The Dogecoin emerged in 2013 as a joke. It was created by Jackson Palmer and Billy Markus to satirize the growth of altcoins by making the doge internet meme into a cryptocurrency. While it was birthed as a joke, it actually led to some practicality as it’s large supply and low price facilitated efficient micro-tipping content on social media. It is a derivative of Luckycoin which forked from Litecoin and uses a Scrypt algorithm. Dogecoin has 1 minute block intervals making it faster than other blockchains. There is no cap to the supply of coins and thus the coin can inflate infinitely.
The Ether is the cryptocurrency built on top of the open source Ethereum blockchain, which runs smart contracts. The cryptocurrency acts as a fuel that allows smart contracts to run unlike bitcoin, which is meant to be a unit of currency on a peer-to-peer payment network. Ether’s supply is not capped like that of bitcoin and its supply schedule, often described as minimum necessary to secure the network, is determined by members of Ethereum’s community. A majority of decentralized applications are based on Ethereum and the cryptocurrency accounts for the highest percentage of the total funds staked in the DeFi projects. Ethereum is scheduled to make a transition to proof-of-stake mechanism from the current proof-of-work mechanism in the later half of 2020.

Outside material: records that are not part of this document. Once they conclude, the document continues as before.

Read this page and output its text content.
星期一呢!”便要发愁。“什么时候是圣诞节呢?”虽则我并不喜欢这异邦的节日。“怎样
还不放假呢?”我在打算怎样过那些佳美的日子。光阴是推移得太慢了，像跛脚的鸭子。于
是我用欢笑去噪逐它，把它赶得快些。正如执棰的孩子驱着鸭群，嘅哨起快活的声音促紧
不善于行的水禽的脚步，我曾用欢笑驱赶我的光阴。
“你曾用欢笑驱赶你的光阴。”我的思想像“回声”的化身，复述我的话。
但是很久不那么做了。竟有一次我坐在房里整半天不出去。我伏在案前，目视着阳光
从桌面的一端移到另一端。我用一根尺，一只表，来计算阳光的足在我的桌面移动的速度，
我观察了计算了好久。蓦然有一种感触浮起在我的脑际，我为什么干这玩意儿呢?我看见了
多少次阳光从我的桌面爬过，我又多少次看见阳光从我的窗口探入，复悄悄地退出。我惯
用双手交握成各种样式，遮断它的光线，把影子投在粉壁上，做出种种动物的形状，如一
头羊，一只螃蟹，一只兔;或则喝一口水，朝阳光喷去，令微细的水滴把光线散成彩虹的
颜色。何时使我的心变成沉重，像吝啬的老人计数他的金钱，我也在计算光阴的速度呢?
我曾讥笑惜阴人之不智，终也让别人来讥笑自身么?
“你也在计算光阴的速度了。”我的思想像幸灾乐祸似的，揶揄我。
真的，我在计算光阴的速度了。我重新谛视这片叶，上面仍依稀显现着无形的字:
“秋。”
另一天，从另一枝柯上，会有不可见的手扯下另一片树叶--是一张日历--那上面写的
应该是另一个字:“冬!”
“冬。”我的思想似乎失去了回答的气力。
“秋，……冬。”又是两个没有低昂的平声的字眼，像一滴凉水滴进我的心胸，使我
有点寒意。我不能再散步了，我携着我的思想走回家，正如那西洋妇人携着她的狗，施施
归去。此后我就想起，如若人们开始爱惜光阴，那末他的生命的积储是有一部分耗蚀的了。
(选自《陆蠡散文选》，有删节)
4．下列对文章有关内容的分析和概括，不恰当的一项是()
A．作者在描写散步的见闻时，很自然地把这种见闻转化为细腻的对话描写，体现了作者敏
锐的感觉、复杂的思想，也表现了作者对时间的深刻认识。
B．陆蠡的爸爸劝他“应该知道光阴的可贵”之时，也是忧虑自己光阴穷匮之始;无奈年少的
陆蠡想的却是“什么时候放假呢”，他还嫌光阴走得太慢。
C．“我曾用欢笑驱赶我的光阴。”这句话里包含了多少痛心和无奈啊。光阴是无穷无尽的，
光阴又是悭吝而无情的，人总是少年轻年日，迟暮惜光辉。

The XRP is known as a Real Time Gross Settlement System which is a ‘currency exchange and remittance network’ that independent servers validate. The currency traded is known as XRP and transfer times are immediate. XRP can be exchanged for most other currencies with its unique selling proposition being the avoidance of fees and wait times often associated with banks. It isn’t made up of a blockchain but rather a Hash Tree and its currency can’t be mined because there are a finite number of coins – 100 billion. XRP is popular with banks and institutions though the XRP token isn’t necessarily required for each transaction.
The Litecoin is a cryptocurrency launched in late 2011 by former Google and Coinbase engineer Charlie Lee. To create Litecoin, Lee copied the Bitcoin codebase, increased the total supply, and changed the speed at which new blocks are added to the blockchain. Only approximately 84 million litecoins will ever be created, quadruple the total bitcoin supply. Litecoin also creates new blocks every 2.5 minutes, four times faster than Bitcoin. The Litecoin investor and developer communities view the protocol as a complementary pseudo-testnet for Bitcoin and a “digital silver” to Bitcoin’s “digital gold”. The Litecoin foundation stewards the Litecoin project and finances Litecoin Core development.